The most distressing thing about the film is the utter lack of creativity within any of its plot inventions or even its set-up. Case in point: If I told you that Percy is joined at the hip with his best friend, what archetype would you expect that best friend to be?

If you answered, "a hilarious black guy who serves as the comic relief," you would be correct. Ya know, just once I'd like to see that dynamic reserved. I mean, come on, that sounds like a Morgan Freeman/Robin Williams vehicle waiting to happen. (And get this - I'm really on to something here - they could both be cops!)

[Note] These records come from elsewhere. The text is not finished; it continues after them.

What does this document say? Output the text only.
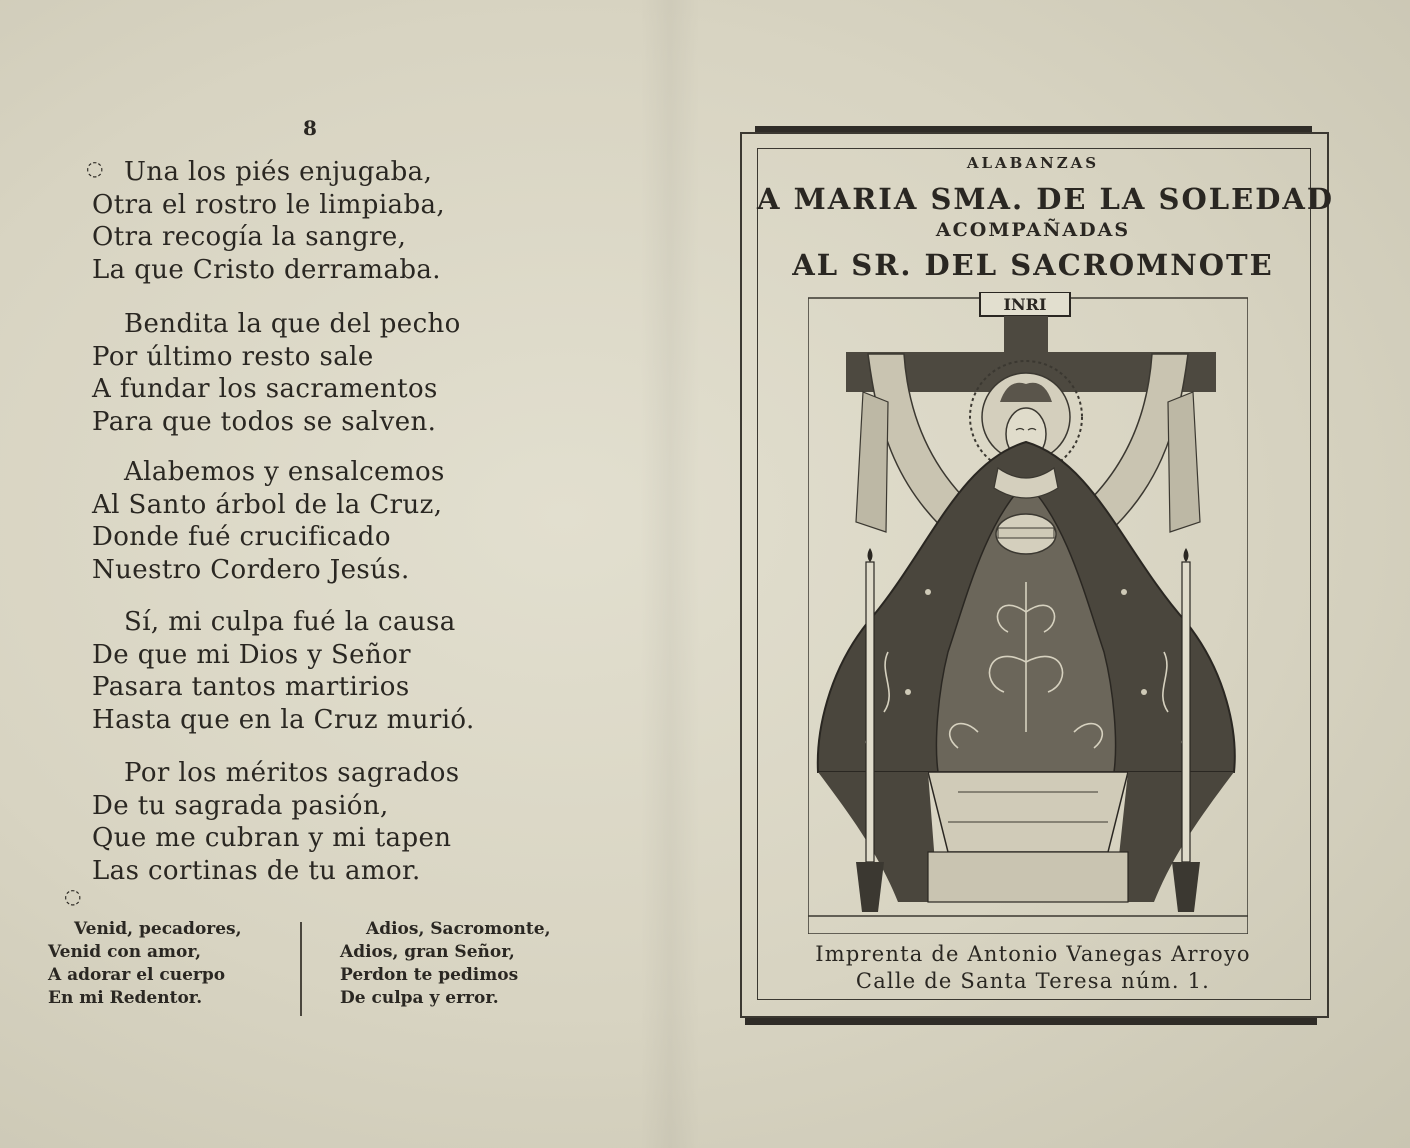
8
◌ Una los piés enjugaba,
Otra el rostro le limpiaba,
Otra recogía la sangre,
La que Cristo derramaba.
Bendita la que del pecho
Por último resto sale
A fundar los sacramentos
Para que todos se salven.
Alabemos y ensalcemos
Al Santo árbol de la Cruz,
Donde fué crucificado
Nuestro Cordero Jesús.
Sí, mi culpa fué la causa
De que mi Dios y Señor
Pasara tantos martirios
Hasta que en la Cruz murió.
Por los méritos sagrados
De tu sagrada pasión,
Que me cubran y mi tapen
Las cortinas de tu amor.
◌
Venid, pecadores,
Venid con amor,
A adorar el cuerpo
En mi Redentor.
Adios, Sacromonte,
Adios, gran Señor,
Perdon te pedimos
De culpa y error.
ALABANZAS
A MARIA SMA. DE LA SOLEDAD
ACOMPAÑADAS
AL SR. DEL SACROMNOTE
INRI
Imprenta de Antonio Vanegas Arroyo
Calle de Santa Teresa núm. 1.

The best sequence in Percy Jackson involves a rather mysterious Las Vegas casino harboring a sinister secret about itself. What exactly that secret is, I can't reveal, but the sequence is the most interesting one in the film and I enjoyed some of the details in the casino's production design.

Another of the film's saving graces is Steve Coogan, who plays Hades in exactly the way you'd hope Steve Coogan would play Hades. He temporarily lifts the film from the rather dreary doldrums of its structural monotony - one of those delightful performances that amounts to little more than a cameo, but makes you wish would have lasted a whole lot longer. The scenes in Hades make for one of the film's stronger passages, not only because of Coogan but also the casting, as Persephone, of the fantastic Rosario Dawson, and the prominence of her ample bosom.

But I digress. The film is so tone deaf that it doesn't even seem to have any idea what to do with the death (or apparent death) of a major character early in the film. As one acquaintance of mine pointed out, the character to whom this death should mean the most responds with what can almost be described as nonchalance.

There are moments to enjoy in The Lightning Thief, and many more moments that we wish we could enjoy more than we actually do. A good fantasy film like this is not only imaginative in its own right, but gets our own wheels turning. This one, however, is so dreadfully straightforward and uninspired, it leaves little to the imagination. Not even its own.